Saphre: Suffix Arrays for Phrase Extraction

Overview

Saphre is a collection of suffix array programs for Java which have been adapted for a large alphabet, so as to be used for natural language where it is often desirable to treat each word as an alphabet character.

The program comes with a modular tokenizer and normalizer, and a modular approach approach to interval tree traversal, allowing phrasal statistics to be calculated based on term frequency, document frequency (or document distribution) and other measures.

The package includes implementations of recently developed algorithms, such as the Abouelhoda et al and Kim et al versions of extended suffix arrays (with most of the power of suffix trees). An interesting feature is the suffix array-based implementation of the Aho Corasick algorithm. With this automaton, one can alternate in a powerful way between bottom-up phrase discovery and top-down phrase searching. See the "examples" directory to see what I mean. The above-mentioned "examples" directory is intended to show a large number of how to use all this stuff without getting lost in the implementation details. Contributions to this examples directory would be greatly appreciated.

Status

The current version of Saphre is ks-0.1.10 (May 13, 2010) and can be downloaded here.

Documentation

For now, documentation is limited to comments in the code (both Javadoc and implementation comments. To get started, it is recommended that the user look at the Collector interface and the various implementations of this interface in the examples directory. These implementations show how information about phrases can be collected without too much worry about the suffix array implementation. Motivations for the project are described in this presentation.

Projects

Use the system to pick out “interesting” prases, according to some measure of interestingness.
Use phrases for text categorization with a bag-of-phrases model.
Improve text preprocessing. Problematic texts such as Usenet forums are very costly to preprocess. Can this be made more efficient? What other preprocessing would be useful? Morphological analysis perhaps?
Can Saphre be integrated with Foma in any interesting way?
How can Saphre be scaled up to larger corpora?

Application

The main goal is to discover the phrases in a text which are useful or interesting for specific purposes such as lexicography, text categorization, translation, etc. Saphre has been used for such purposes by a number of students in International Studies in Computational Linguistics at the University of Tübingen.

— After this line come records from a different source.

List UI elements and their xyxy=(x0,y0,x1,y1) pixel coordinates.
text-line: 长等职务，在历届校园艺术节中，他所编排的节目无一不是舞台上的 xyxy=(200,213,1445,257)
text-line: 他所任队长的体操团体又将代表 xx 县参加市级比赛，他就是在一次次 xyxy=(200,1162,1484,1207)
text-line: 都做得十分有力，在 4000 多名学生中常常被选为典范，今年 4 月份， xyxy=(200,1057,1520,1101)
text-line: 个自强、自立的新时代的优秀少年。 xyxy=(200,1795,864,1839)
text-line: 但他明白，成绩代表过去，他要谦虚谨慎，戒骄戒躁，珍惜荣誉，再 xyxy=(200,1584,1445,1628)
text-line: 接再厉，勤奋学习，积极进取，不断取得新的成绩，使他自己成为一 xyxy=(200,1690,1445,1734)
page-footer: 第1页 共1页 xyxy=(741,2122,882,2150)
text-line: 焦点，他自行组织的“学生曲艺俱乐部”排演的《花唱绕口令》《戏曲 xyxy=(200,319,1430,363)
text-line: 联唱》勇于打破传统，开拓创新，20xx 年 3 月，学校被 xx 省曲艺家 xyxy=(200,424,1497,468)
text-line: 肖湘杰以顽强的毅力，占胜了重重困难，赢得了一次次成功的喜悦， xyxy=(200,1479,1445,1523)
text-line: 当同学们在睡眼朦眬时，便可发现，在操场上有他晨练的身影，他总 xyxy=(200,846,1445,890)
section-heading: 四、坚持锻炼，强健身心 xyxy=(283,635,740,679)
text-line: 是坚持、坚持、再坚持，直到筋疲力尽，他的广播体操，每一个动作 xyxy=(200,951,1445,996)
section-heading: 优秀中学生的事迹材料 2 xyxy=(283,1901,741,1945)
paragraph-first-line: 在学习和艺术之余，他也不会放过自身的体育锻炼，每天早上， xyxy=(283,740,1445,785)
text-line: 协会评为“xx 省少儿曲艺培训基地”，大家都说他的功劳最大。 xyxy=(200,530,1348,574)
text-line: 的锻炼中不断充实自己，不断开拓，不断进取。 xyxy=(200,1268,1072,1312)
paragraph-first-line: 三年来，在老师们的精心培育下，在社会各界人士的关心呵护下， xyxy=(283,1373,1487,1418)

Saphre has also been used in the LTfLL eLearning project as an alternative approach to characterizing learner texts. Latent Semantic Analysis has often been used for this purpose, but LSA tends to pick out the concepts that are expressed in a text, whereas phrase extraction can be used to pick out the ways in which these concepts are expressed textually. When learners use non-standard terminology for expressing concepts, it is a sign that they have not yet adapted to the Speech Genre (Bakhtin) of the relevant Community of Practice (Lave and Wegner). In the project phrases are used both to estimate the level of the learner and to provide useful feedback to the learner who wishes to adapt to the linguistic norms of the Community of Practice. In social models of learning (Vygotsky) better linguistic skills lead to better communication, which in turn leads to improved learning.